George Foreman’s crushing right uppercut connected for the first time in Round 1 and, suddenly, the heavyweight champion of the world was on the canvas. At ringside, the shocking sight sent Howard Cosell into a frenzy.
“Down goes Frazah! Down goes Frazah! Down goes Frazah!” Cosell screamed into his ABC television microphone.
Across the ring, Foreman was thinking one thing: Please don’t let Joe Frazier get up.
“I saw him get up and I said to myself, ‘Oh boy, he’s going to get me now,” Foreman recalled Tuesday. “You didn’t want him getting up, and you really didn’t want him getting up mad.”
Get up Frazier did, only to go down again and again. Six times in all before the bell could sound to end the second round.

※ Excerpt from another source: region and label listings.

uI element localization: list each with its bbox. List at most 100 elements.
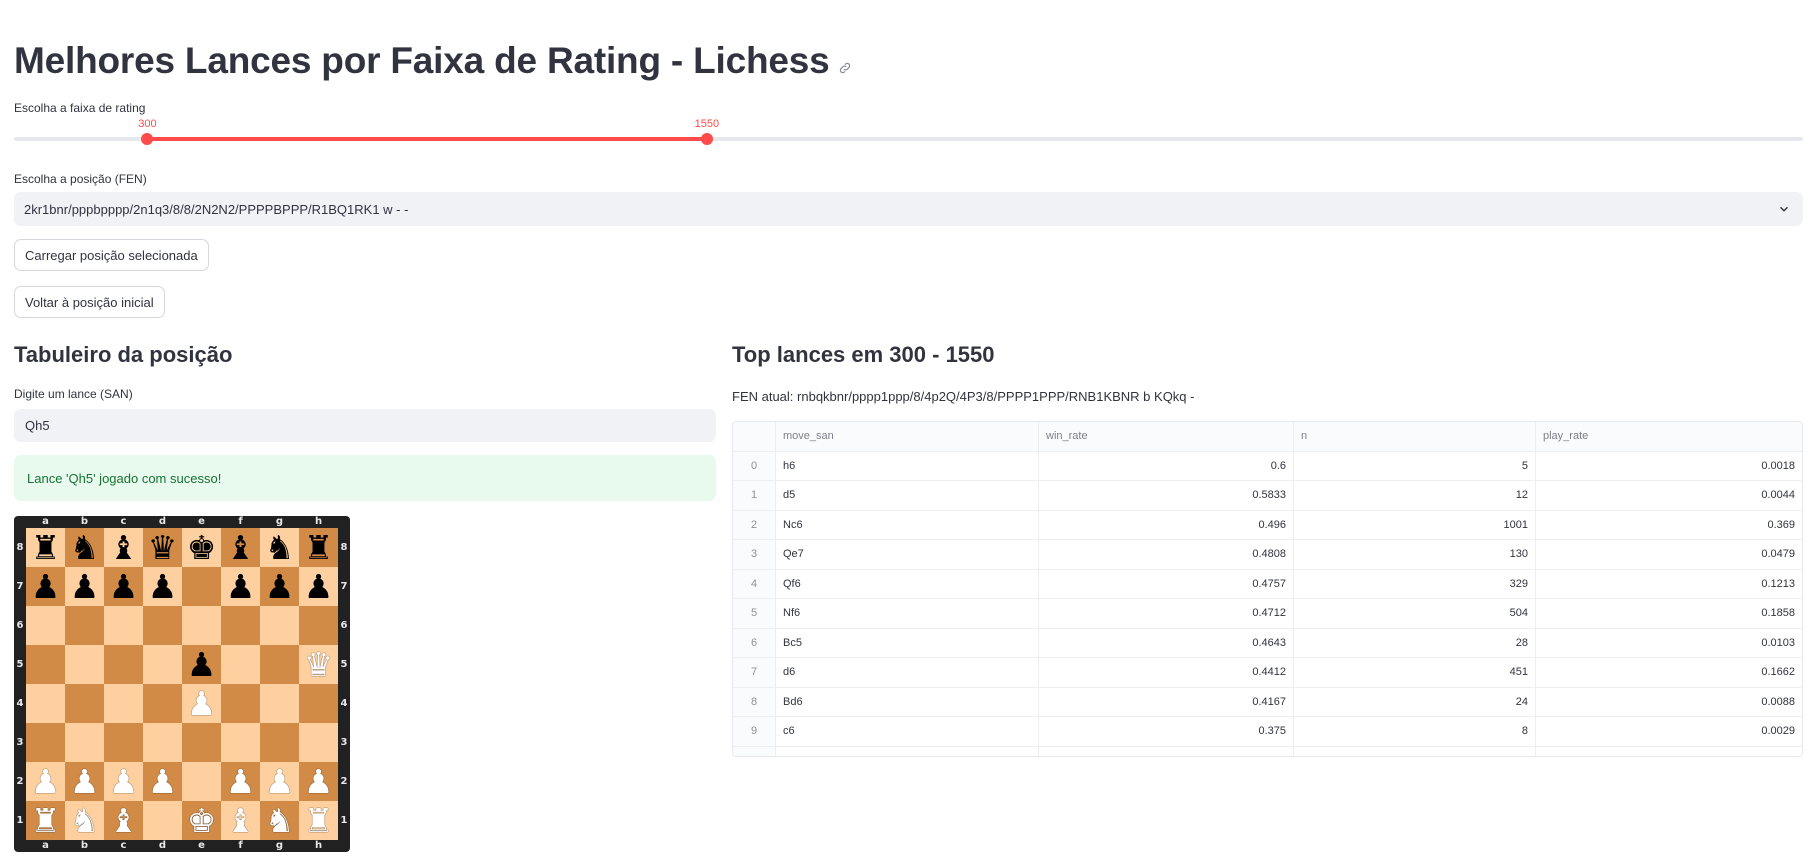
black-pawn-icon[interactable]: ♟ [187, 648, 217, 681]
square-h5[interactable]: ♛ [299, 645, 338, 684]
table-row[interactable]: 9 c6 0.375 8 0.0029 [733, 717, 1802, 747]
black-pawn-icon[interactable]: ♟ [304, 570, 334, 603]
square-c8[interactable]: ♝ [104, 528, 143, 567]
square-g7[interactable]: ♟ [260, 567, 299, 606]
table-row[interactable]: 7 d6 0.4412 451 0.1662 [733, 658, 1802, 688]
slider-high-thumb[interactable] [700, 133, 713, 145]
square-f8[interactable]: ♝ [221, 528, 260, 567]
square-h4[interactable] [299, 684, 338, 723]
column-header-index[interactable] [733, 422, 776, 451]
square-b8[interactable]: ♞ [65, 528, 104, 567]
black-queen-icon[interactable]: ♛ [148, 531, 178, 564]
white-pawn-icon[interactable]: ♟ [109, 765, 139, 798]
square-b7[interactable]: ♟ [65, 567, 104, 606]
white-rook-icon[interactable]: ♜ [31, 804, 61, 837]
square-h7[interactable]: ♟ [299, 567, 338, 606]
white-queen-icon[interactable]: ♛ [304, 648, 334, 681]
square-e2[interactable] [182, 762, 221, 801]
square-c1[interactable]: ♝ [104, 801, 143, 840]
square-a5[interactable] [26, 645, 65, 684]
white-pawn-icon[interactable]: ♟ [226, 765, 256, 798]
white-pawn-icon[interactable]: ♟ [304, 765, 334, 798]
square-f4[interactable] [221, 684, 260, 723]
square-g1[interactable]: ♞ [260, 801, 299, 840]
square-a4[interactable] [26, 684, 65, 723]
square-h1[interactable]: ♜ [299, 801, 338, 840]
square-f6[interactable] [221, 606, 260, 645]
square-g5[interactable] [260, 645, 299, 684]
table-row[interactable]: 3 Qe7 0.4808 130 0.0479 [733, 540, 1802, 570]
square-b3[interactable] [65, 723, 104, 762]
square-c4[interactable] [104, 684, 143, 723]
fen-select[interactable]: 2kr1bnr/pppbpppp/2n1q3/8/8/2N2N2/PPPPBPP… [14, 192, 1803, 226]
square-e3[interactable] [182, 723, 221, 762]
square-b5[interactable] [65, 645, 104, 684]
square-a2[interactable]: ♟ [26, 762, 65, 801]
black-king-icon[interactable]: ♚ [187, 531, 217, 564]
table-row[interactable]: 5 Nf6 0.4712 504 0.1858 [733, 599, 1802, 629]
square-f1[interactable]: ♝ [221, 801, 260, 840]
black-bishop-icon[interactable]: ♝ [109, 531, 139, 564]
square-g6[interactable] [260, 606, 299, 645]
square-d3[interactable] [143, 723, 182, 762]
square-e7[interactable] [182, 567, 221, 606]
square-d1[interactable] [143, 801, 182, 840]
square-d5[interactable] [143, 645, 182, 684]
square-e6[interactable] [182, 606, 221, 645]
load-position-button[interactable]: Carregar posição selecionada [14, 239, 209, 271]
square-g2[interactable]: ♟ [260, 762, 299, 801]
black-bishop-icon[interactable]: ♝ [226, 531, 256, 564]
square-e1[interactable]: ♚ [182, 801, 221, 840]
black-pawn-icon[interactable]: ♟ [265, 570, 295, 603]
square-c7[interactable]: ♟ [104, 567, 143, 606]
chess-board-grid[interactable]: ♜ ♞ ♝ ♛ ♚ ♝ ♞ ♜ ♟ ♟ ♟ ♟ ♟ ♟ ♟ ♟ ♛ ♟ ♟ ♟ ♟ ♟ ♟ ♟ ♟ ♜ ♞ ♝ ♚ ♝ ♞ ♜ [26, 528, 338, 840]
black-pawn-icon[interactable]: ♟ [70, 570, 100, 603]
white-knight-icon[interactable]: ♞ [70, 804, 100, 837]
square-a7[interactable]: ♟ [26, 567, 65, 606]
moves-table[interactable]: move_san win_rate n play_rate 0 h6 0.6 5 0.0018 1… [732, 421, 1803, 757]
reset-position-button[interactable]: Voltar à posição inicial [14, 286, 165, 318]
black-pawn-icon[interactable]: ♟ [148, 570, 178, 603]
white-pawn-icon[interactable]: ♟ [70, 765, 100, 798]
square-c6[interactable] [104, 606, 143, 645]
square-d7[interactable]: ♟ [143, 567, 182, 606]
square-d8[interactable]: ♛ [143, 528, 182, 567]
white-knight-icon[interactable]: ♞ [265, 804, 295, 837]
square-e4[interactable]: ♟ [182, 684, 221, 723]
black-knight-icon[interactable]: ♞ [70, 531, 100, 564]
square-c5[interactable] [104, 645, 143, 684]
black-pawn-icon[interactable]: ♟ [226, 570, 256, 603]
square-g4[interactable] [260, 684, 299, 723]
rating-range-slider[interactable]: 300 1550 [14, 118, 1803, 146]
square-g3[interactable] [260, 723, 299, 762]
square-b6[interactable] [65, 606, 104, 645]
table-row[interactable]: 2 Nc6 0.496 1001 0.369 [733, 510, 1802, 540]
square-h3[interactable] [299, 723, 338, 762]
table-row[interactable]: 0 h6 0.6 5 0.0018 [733, 451, 1802, 481]
white-bishop-icon[interactable]: ♝ [226, 804, 256, 837]
link-icon[interactable] [838, 42, 852, 84]
square-e8[interactable]: ♚ [182, 528, 221, 567]
square-b1[interactable]: ♞ [65, 801, 104, 840]
square-e5[interactable]: ♟ [182, 645, 221, 684]
white-pawn-icon[interactable]: ♟ [31, 765, 61, 798]
black-rook-icon[interactable]: ♜ [31, 531, 61, 564]
white-bishop-icon[interactable]: ♝ [109, 804, 139, 837]
move-input[interactable]: Qh5 [14, 409, 716, 442]
black-pawn-icon[interactable]: ♟ [109, 570, 139, 603]
square-g8[interactable]: ♞ [260, 528, 299, 567]
square-h6[interactable] [299, 606, 338, 645]
square-d2[interactable]: ♟ [143, 762, 182, 801]
square-f7[interactable]: ♟ [221, 567, 260, 606]
square-a3[interactable] [26, 723, 65, 762]
square-b4[interactable] [65, 684, 104, 723]
white-king-icon[interactable]: ♚ [187, 804, 217, 837]
table-row[interactable]: 4 Qf6 0.4757 329 0.1213 [733, 569, 1802, 599]
white-pawn-icon[interactable]: ♟ [265, 765, 295, 798]
column-header-play-rate[interactable]: play_rate [1536, 422, 1802, 451]
square-c3[interactable] [104, 723, 143, 762]
table-row[interactable]: 8 Bd6 0.4167 24 0.0088 [733, 687, 1802, 717]
column-header-win-rate[interactable]: win_rate [1039, 422, 1294, 451]
column-header-move-san[interactable]: move_san [776, 422, 1039, 451]
square-f2[interactable]: ♟ [221, 762, 260, 801]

Yet there he was still, out on his feet but still upright and ready for more. Frazier wasn’t going to surrender his heavyweight title until the referee mercifully put an end to the carnage in Jamaica.
“Joe Frazier wouldn’t back away from King Kong,” Foreman said. “Joe Frazier was one brave man.”
Brave enough to take on the fearsome and much bigger Foreman in a fight he seemed destined to lose. Brave enough to hand Muhammad Ali his first loss and then almost fight to the death with him in the Philippines.
But that’s what Frazier was. An undersized warrior who didn’t know how to back down. A fighter to the core.
Understand that, and you understood Joe Frazier.
He kept getting up when Foreman knocked him down. He kept trying to fight Ali even though one eye was swollen shut and he couldn’t see out of the other.
And he kept fighting for his rightful place in history until his death Monday night at age 67.
“His pride and dignity made him fight to the end,” Don King said. “Joe never forgave Muhammad Ali for what he did to him, but Joe Frazier proved that he wasn’t only a great fighter but a great man.”
I spent some time talking to Frazier earlier this year as he reminisced about his career and his life. The 40th anniversary of the Fight of the Century was looming, and Frazier was more than happy to talk about a memorable night long past.
No one in Madison Square Garden that night, it seemed, wanted him to beat Muhammad Ali.
But the fans that night saw Frazier do what no man had done before – beat the great Ali.
“I can’t go nowhere where it’s not mentioned,” Frazier said. “That was the greatest thing that ever happened in my life.”
Ali found a way to beat him in their final two fights, including a fight so epic that boxing people simply shake their heads when asked what happened at the Thrilla in Manila.
Ali put out a statement saying he would always remember Frazier with respect and admiration, something Frazier surely would have scoffed at.
“All he wanted to do was beat up Muhammad Ali one more time,” Foreman said. “Maybe someday in heaven he’ll have a chance to do it.”